François exécuta de son mieux cette manœuvre difficile, à la grande satisfaction d’Amandine, qui se prélassait, triomphante et glorieuse, sous les cornes et l’énorme bouffette de son foulard.

Très-innocente et très-naïve dans toute autre circonstance, cette coquetterie devenait coupable en s’exerçant à propos du produit d’un vol que François et Amandine n’ignoraient pas. Autre preuve de l’effrayante facilité avec laquelle des enfants, même bien doués, se corrompent presque à leur insu, lorsqu’ils sont continuellement plongés dans une atmosphère criminelle.

Et d’ailleurs le seul mentor de ces petits malheureux, leur frère Martial, n’était pas lui-même irréprochable, nous l’avons dit; incapable de commettre un vol ou un meurtre, il n’en menait pas moins une vie vagabonde et peu régulière. Sans doute les crimes de sa famille le révoltaient; il aimait tendrement les deux enfants; il les défendait contre les mauvais traitements; il tâchait de les soustraire à la pernicieuse influence de sa famille; mais, n’étant pas appuyés sur des enseignements d’une moralité rigoureuse, absolue, ses conseils sauvegardaient faiblement ses protégés. Ils se refusaient à commettre certaines mauvaises actions, non par honnêteté, mais pour obéir à Martial, qu’ils aimaient, et pour désobéir à leur mère, qu’ils redoutaient et haïssaient.

Quant aux notions du juste et de l’injuste, ils n’en avaient aucune, familiarisés qu’ils étaient avec les détestables exemples qu’ils avaient chaque jour sous les yeux, car, nous l’avons dit, ce cabaret champêtre, hanté pas le rebut de la plus basse populace, servait de théâtre à d’ignobles orgies, à de crapuleuses débauches; et Martial, si ennemi du vol et du meurtres se montrait assez indifférent à ces immondes saturnales.

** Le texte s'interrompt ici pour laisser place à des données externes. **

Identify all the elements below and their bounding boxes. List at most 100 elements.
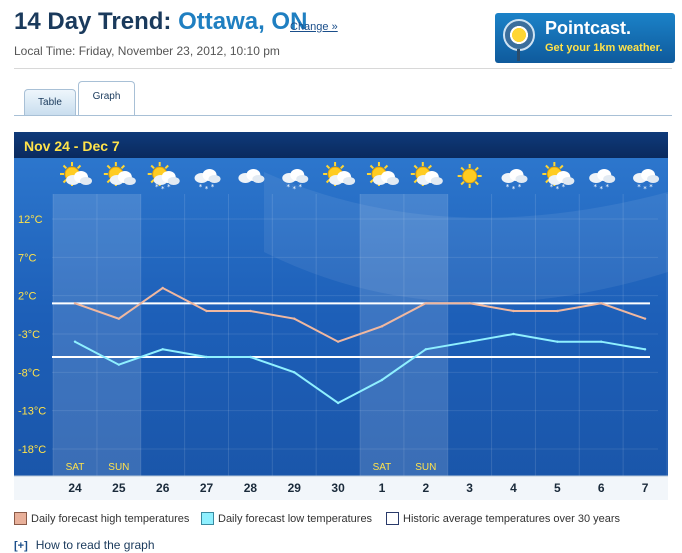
map-pin-icon	[503, 19, 535, 51]
high-temperature-point	[293, 317, 296, 320]
header-divider	[14, 68, 672, 69]
change-location-link[interactable]: Change »	[290, 21, 338, 33]
high-temperature-point	[249, 309, 252, 313]
low-temperature-point	[293, 371, 296, 374]
svg-text:*: *	[287, 183, 291, 191]
svg-text:*: *	[556, 185, 560, 193]
weather-icon-sun-cloud	[323, 162, 356, 186]
weekday-label: SAT	[66, 462, 85, 473]
weather-icon-snow-cloud: * * *	[633, 169, 660, 193]
svg-text:*: *	[293, 185, 297, 193]
weather-icon-sun-cloud	[366, 162, 399, 186]
low-temperature-point	[205, 355, 208, 359]
svg-text:*: *	[167, 183, 171, 191]
weather-icon-sun-cloud	[103, 162, 136, 186]
tab-underline	[14, 115, 672, 116]
high-temperature-point	[336, 340, 340, 343]
x-tick-label: 25	[112, 481, 126, 495]
weather-icon-sun	[457, 164, 482, 188]
x-tick-label: 2	[422, 481, 429, 495]
x-tick-label: 29	[288, 481, 302, 495]
svg-text:*: *	[205, 185, 209, 193]
low-temperature-point	[600, 340, 603, 343]
weekday-label: SUN	[108, 462, 129, 473]
x-axis-band	[14, 476, 668, 500]
svg-text:*: *	[518, 183, 522, 191]
weather-icon-snow-cloud: * * *	[282, 169, 309, 193]
x-tick-label: 5	[554, 481, 561, 495]
legend-high-label: Daily forecast high temperatures	[31, 512, 190, 525]
low-temperature-point	[380, 378, 384, 382]
weekday-label: SUN	[415, 462, 436, 473]
title-prefix: 14 Day Trend:	[14, 8, 172, 35]
legend-average: Historic average temperatures over 30 ye…	[386, 512, 620, 525]
weekend-band	[96, 194, 141, 476]
high-temperature-point	[73, 302, 77, 305]
legend-low: Daily forecast low temperatures	[201, 512, 372, 525]
weekend-band	[360, 194, 404, 476]
x-tick-label: 24	[68, 481, 82, 495]
local-time: Local Time: Friday, November 23, 2012, 1…	[14, 44, 280, 58]
legend-high: Daily forecast high temperatures	[14, 512, 189, 525]
pointcast-ad[interactable]: Pointcast. Get your 1km weather.	[495, 13, 675, 63]
high-temperature-point	[424, 302, 427, 305]
low-temperature-point	[161, 348, 164, 351]
location-name: Ottawa, ON	[178, 8, 308, 35]
weekend-band	[53, 194, 97, 476]
y-tick-label: 12°C	[18, 214, 43, 226]
trend-chart: Nov 24 - Dec 7 12°C 7°C 2°C -3°C -8°C -13°C -18…	[14, 132, 668, 500]
low-temperature-line	[74, 332, 646, 405]
map-pin-stem	[517, 49, 520, 61]
low-temperature-point	[249, 355, 252, 359]
svg-text:*: *	[605, 183, 609, 191]
page-title: 14 Day Trend: Ottawa, ON	[14, 8, 307, 36]
expand-icon: [+]	[14, 540, 28, 552]
x-tick-label: 7	[642, 481, 649, 495]
how-to-read-label: How to read the graph	[35, 538, 155, 552]
weekday-label: SAT	[373, 462, 392, 473]
low-temperature-point	[336, 401, 340, 405]
high-temperature-point	[643, 317, 647, 320]
svg-text:*: *	[211, 183, 215, 191]
svg-text:*: *	[512, 185, 516, 193]
low-temperature-point	[643, 348, 647, 351]
high-temperature-point	[600, 302, 603, 305]
chart-header-band	[14, 132, 668, 158]
high-temperature-line	[74, 286, 646, 343]
high-temperature-point	[380, 325, 384, 328]
weather-icon-snow-sun: * * *	[542, 162, 575, 193]
high-temperature-point	[512, 309, 515, 313]
tab-graph[interactable]: Graph	[78, 81, 135, 115]
weekend-band	[403, 194, 448, 476]
svg-text:*: *	[593, 183, 597, 191]
low-temperature-point	[556, 340, 559, 343]
weather-icon-snow-cloud: * * *	[589, 169, 616, 193]
chart-title: Nov 24 - Dec 7	[24, 138, 120, 154]
tab-table[interactable]: Table	[24, 89, 76, 116]
weather-icon-sun-cloud	[410, 162, 443, 186]
svg-text:*: *	[649, 183, 653, 191]
weather-icon-cloud	[238, 169, 265, 183]
low-temperature-point	[424, 348, 427, 351]
svg-text:*: *	[506, 183, 510, 191]
x-tick-label: 26	[156, 481, 170, 495]
legend-average-label: Historic average temperatures over 30 ye…	[403, 512, 621, 525]
high-temperature-point	[117, 317, 121, 320]
weather-icon-snow-sun: * * *	[147, 162, 180, 193]
x-tick-label: 3	[466, 481, 473, 495]
svg-text:*: *	[199, 183, 203, 191]
svg-text:*: *	[550, 183, 554, 191]
how-to-read-link[interactable]: [+] How to read the graph	[14, 538, 155, 552]
legend-low-swatch	[201, 512, 214, 525]
x-tick-label: 30	[331, 481, 345, 495]
weather-icon-snow-cloud: * * *	[501, 169, 528, 193]
x-tick-label: 28	[244, 481, 258, 495]
legend-high-swatch	[14, 512, 27, 525]
high-temperature-point	[468, 302, 471, 305]
high-temperature-point	[161, 286, 164, 290]
x-tick-label: 1	[379, 481, 386, 495]
svg-text:*: *	[562, 183, 566, 191]
svg-text:*: *	[643, 185, 647, 193]
high-temperature-point	[556, 309, 559, 313]
x-tick-label: 27	[200, 481, 214, 495]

C’est dire combien les instincts de moralité des enfants étaient douteux, vacillants, précaires, chez François surtout, arrivé à ce terme dangereux où l’âme hésitant indécise, entre le bien et le mal, peut être en un moment à jamais perdue ou sauvée…

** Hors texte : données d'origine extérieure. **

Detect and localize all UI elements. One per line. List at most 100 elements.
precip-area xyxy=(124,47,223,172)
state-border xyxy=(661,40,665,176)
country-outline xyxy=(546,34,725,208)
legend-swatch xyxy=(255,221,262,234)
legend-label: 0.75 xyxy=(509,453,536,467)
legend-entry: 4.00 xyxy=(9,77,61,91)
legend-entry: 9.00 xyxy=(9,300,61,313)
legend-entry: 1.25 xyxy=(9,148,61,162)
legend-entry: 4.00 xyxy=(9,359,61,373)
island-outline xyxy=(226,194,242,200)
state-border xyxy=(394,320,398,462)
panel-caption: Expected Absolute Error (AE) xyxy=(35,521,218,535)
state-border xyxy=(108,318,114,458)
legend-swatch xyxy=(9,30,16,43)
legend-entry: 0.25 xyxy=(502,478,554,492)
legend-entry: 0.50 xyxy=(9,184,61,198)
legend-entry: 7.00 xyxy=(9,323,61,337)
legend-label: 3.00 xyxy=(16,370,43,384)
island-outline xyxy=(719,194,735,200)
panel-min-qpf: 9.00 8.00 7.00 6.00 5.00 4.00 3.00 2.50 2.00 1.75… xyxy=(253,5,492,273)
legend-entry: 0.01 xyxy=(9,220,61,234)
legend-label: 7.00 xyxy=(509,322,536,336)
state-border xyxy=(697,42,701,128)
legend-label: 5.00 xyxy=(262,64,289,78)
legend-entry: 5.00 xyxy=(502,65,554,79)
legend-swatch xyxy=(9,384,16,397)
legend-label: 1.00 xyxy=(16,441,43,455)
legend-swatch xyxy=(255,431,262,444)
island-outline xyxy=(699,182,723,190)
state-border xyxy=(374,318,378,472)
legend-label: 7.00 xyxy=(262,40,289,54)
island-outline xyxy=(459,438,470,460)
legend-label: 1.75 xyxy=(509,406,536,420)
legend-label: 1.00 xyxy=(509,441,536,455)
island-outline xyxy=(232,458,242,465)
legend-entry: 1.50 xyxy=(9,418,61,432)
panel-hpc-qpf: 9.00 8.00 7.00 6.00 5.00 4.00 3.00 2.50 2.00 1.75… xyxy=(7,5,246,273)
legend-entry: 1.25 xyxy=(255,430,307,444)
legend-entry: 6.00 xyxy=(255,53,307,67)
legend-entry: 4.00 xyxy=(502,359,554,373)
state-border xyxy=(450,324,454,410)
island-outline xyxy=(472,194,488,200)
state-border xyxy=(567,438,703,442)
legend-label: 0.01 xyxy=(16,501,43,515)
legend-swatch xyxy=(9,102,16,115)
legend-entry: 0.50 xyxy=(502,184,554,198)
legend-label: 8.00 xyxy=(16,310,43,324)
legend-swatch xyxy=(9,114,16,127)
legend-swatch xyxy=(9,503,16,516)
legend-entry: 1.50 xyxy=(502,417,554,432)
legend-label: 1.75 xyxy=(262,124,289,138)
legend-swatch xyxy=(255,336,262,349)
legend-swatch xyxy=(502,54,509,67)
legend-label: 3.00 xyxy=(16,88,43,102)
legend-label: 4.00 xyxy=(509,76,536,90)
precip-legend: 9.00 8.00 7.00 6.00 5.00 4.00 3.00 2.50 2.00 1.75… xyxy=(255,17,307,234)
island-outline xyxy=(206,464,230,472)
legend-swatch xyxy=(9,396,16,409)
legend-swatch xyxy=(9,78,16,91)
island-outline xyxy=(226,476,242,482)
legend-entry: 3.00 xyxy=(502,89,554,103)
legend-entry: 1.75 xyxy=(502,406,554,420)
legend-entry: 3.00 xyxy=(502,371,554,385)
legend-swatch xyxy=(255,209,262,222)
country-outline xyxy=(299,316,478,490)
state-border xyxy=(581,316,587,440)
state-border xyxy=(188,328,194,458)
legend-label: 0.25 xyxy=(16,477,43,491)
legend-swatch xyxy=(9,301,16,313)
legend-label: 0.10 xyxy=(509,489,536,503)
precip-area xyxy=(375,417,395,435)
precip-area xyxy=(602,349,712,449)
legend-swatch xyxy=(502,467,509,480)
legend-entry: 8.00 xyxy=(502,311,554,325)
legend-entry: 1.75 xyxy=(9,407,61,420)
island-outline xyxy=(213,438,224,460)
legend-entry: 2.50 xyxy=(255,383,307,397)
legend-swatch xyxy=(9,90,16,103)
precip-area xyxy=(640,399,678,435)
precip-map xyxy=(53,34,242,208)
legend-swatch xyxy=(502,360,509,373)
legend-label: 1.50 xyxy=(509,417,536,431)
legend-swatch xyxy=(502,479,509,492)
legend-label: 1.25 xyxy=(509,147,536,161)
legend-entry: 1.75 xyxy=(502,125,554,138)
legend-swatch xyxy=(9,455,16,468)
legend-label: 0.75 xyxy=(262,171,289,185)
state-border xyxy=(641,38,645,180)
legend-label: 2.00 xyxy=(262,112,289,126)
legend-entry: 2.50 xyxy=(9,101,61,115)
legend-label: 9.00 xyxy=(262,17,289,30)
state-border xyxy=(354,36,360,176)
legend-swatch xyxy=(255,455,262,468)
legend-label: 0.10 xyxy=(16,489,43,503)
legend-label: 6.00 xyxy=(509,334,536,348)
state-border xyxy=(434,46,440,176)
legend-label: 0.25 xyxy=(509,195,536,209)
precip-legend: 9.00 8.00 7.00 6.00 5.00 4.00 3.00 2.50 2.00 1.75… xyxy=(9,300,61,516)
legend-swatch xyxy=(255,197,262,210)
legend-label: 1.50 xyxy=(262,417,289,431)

– Comme ce mouchoir rouge te va bien, ma sœur! reprit François; est-il joli! Quand nous irons jouer sur la grève devant le four à plâtre du chaufournier, faudra te coiffer comme ça, pour faire enrager ses enfants, qui sont toujours à nous jeter des pierres et à nous appeler petits guillotinés… Moi, je mettrai aussi ma belle cravate rouge, et nous leur dirons: «C’est égal, vous n’avez pas de beaux mouchoirs de soie comme nous deux!»